The Connection Between Job Analysis and Market Pricing
Market pricing can help organizations arrive at an externally competitive wage that will help them recruit, retain, and motivate their workforce; but equally important is developing an accurate sense of a job’s internal worth and value to the company. This becomes even more critical as the size of the organization increases and employers have to create pay grades and pay structures to ensure equitable compensation for similar jobs. Market analysis is not just externally pricing an individual position; it is one step in the overall process of determining a fair compensation structure.
The challenge with market pricing alone is that it only gives companies part of the story: the external value, or base pay, for a position. It does not take into consideration the internal job worth which may not align to the external market because of a variety of factors, including the number of individuals employed by the company, geographical region, budget of the company, as well as specific company position requirements.
Let’s compare an administrative assistant position in a small family-owned business with an administrative assistant in a large corporation. The responsibilities vary; the complexity of the job differs as well as the training and education requirements. It follows that base pay would also differ. A small family-owned business is not going to be able to offer or compete with the compensation package on par with a large fortune 500 corporation. Internal job evaluation helps companies develop and align salary and benefit structures relative to the worth of the jobs within their organization.

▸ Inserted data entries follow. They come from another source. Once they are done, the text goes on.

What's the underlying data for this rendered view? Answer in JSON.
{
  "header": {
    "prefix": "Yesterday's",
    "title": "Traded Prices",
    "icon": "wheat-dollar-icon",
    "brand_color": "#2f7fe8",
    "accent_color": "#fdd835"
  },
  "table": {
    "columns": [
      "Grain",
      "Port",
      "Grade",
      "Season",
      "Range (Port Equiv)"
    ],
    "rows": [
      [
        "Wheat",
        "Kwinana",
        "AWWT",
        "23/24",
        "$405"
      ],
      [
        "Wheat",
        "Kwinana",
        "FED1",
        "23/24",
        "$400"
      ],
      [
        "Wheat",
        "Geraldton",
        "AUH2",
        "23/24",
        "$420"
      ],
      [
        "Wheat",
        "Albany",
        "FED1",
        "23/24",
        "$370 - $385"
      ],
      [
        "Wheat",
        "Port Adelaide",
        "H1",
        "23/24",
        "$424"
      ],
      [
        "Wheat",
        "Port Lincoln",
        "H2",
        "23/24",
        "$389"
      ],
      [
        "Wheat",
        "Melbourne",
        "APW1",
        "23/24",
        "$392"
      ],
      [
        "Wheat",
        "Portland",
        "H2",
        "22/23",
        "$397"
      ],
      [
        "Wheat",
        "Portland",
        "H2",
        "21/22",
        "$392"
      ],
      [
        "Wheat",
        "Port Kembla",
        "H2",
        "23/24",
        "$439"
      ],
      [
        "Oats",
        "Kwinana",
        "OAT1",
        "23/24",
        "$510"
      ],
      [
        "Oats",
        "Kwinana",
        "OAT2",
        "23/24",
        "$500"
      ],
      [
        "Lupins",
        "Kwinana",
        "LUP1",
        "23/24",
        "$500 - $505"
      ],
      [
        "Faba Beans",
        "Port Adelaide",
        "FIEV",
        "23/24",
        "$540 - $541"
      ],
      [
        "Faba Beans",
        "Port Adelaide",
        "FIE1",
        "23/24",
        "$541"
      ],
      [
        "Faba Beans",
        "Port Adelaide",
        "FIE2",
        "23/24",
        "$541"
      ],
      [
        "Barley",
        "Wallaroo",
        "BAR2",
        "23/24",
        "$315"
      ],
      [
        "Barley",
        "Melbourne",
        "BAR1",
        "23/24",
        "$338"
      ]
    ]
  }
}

Developing fair compensation structures is an art and a science, and this is where the science comes in. The process involves:
- Analyzing positions and developing job descriptions. What are the requirements for these positions? What are the critical job functions? Accurate job descriptions will guide good decision-making through the rest of the process. Remember bad information in, bad information out!
- Establishing benchmark titles. These are the titles that are common to your competitors. That is, identifying job roles and functions which are generally found within other companies and organizations regardless of industry and have enough similarities for a fair comparison.
- Identifying relevant salary sources. Opt for salary surveys that use best practice methods for collecting and cleansing the data and have the appropriate scope and size to accurately meet your business needs. It is critical to have the ability to drill down into the data to identify comparable organizations by employee size, budgets, and geographic regions. Also look for surveys that offer good job descriptors in order to match to your job’s specific roles and functions. Never rely solely on matching to job title.
- Drilling down into requirements. Find good matches based on knowledge, skills and abilities including, but not limited to, education requirements, level of difficulty, level of supervisory responsibility, financial responsibility, and other factors critical to your business operations.
- Pricing jobs based on your compensation philosophy. Are you going to lead, lag, or meet the market? How aggressive are you going to be in recruiting? Given our budget, how much is this job worth to us? How much does it contribute to our goals? Not all jobs need to pay at or above market; all positions, though, must offer competitive base pay and benefits in order to attract critical talent.
HR Consultants, Inc. strongly recommends that companies conduct both external market pricing and internal evaluation processes. External analysis alone doesn’t deliver all of the data that you need to develop a competitive compensation structure. Focusing solely on external marketing pricing can lead to pay disparity, feelings of inequality, and other issues that can undermine your company culture and expose it to legal ramifications. By using best practice compensation methods to determine both external and internal worth, you can mitigate those risks, and offer pay and benefits that will allow your business to meet its goals.